Holiday pay must reflect normal remuneration — not just basic pay. Under a series of Employment Tribunal and Employment Appeal Tribunal decisions, holiday pay must include:
- Regular overtime (if regularly worked)
- Commission (if a regular part of pay)
- Allowances regularly received (e.g. shift allowances, unsociability payments)
The Supreme Court confirmed in British Gas Trading Ltd v Lock [2016] that commission regularly received must be included in holiday pay. An employer who pays only basic salary during leave is likely underpaying holiday pay.
Carrying over holiday
Under the Working Time Regulations, workers can only carry over a maximum of 4 weeks of the 5.6-week entitlement into the next leave year — the remaining 1.6 weeks must be used or paid out on termination.
Exceptions allow full carryover where:
- The worker was on sick leave and could not take holiday
- The worker was on maternity, paternity, adoption or shared parental leave
- The employer did not give the worker a reasonable opportunity to take their leave
The COVID-19 provisions (allowing 2 years of carryover) expired on 31 March 2024. Any unused COVID-carried leave that was not taken by that date is forfeit.
Common employer mistakes
| Mistake | Consequence | |---|---| | Not offering 5.6 weeks to part-time workers proportionally | Unlawful deduction from wages claim | | Including zero-hours workers in holiday exclusions | Unlawful — all workers are entitled | | Paying only basic salary during holiday | Underpayment of holiday pay — tribunal claim | | Not allowing holiday rollover for workers on sick leave | Unlawful — must permit carryover | | Using the 12-week average for part-year workers | Unlawful since Harpur Trust v Brazel |
Frequently asked questions
Can I force employees to take holiday at a specific time (e.g.
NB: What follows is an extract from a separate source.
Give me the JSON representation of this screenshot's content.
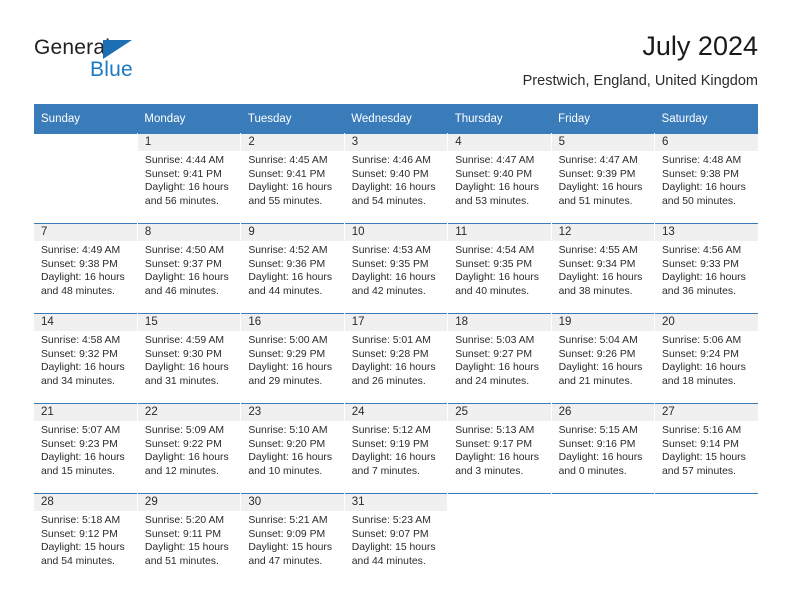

Christmas shutdown)? Yes. Employers can require workers to take holiday at specified times by giving at least twice the notice of the holiday period (e.g. 2 weeks' notice to require 1 week of holiday). This must not conflict with the worker's right to take their full 5.6 weeks during the leave year.
What happens to unused holiday when an employee leaves? On termination, employees must be paid out for any accrued but untaken statutory holiday (5.6 weeks, pro-rated for the leave year). Contractual holiday above the statutory minimum may be paid out or not, depending on the employment contract.
Can I have a use-it-or-lose-it policy? Yes — for contractual holiday above the 4-week statutory minimum, you can implement a use-it-or-lose-it policy. However, the first 4 weeks must be permitted to carry over if the worker was unable to take it due to sickness or family leave.
Does holiday entitlement change during the first year of employment? No — holiday accrues from day one. Workers are legally entitled to take accrued holiday as it builds up throughout the first year, not only after completing a qualifying period.
Do I have to pay bank holiday premium rates? Only if the employment contract requires it. There is no statutory requirement to pay enhanced rates for working on bank holidays.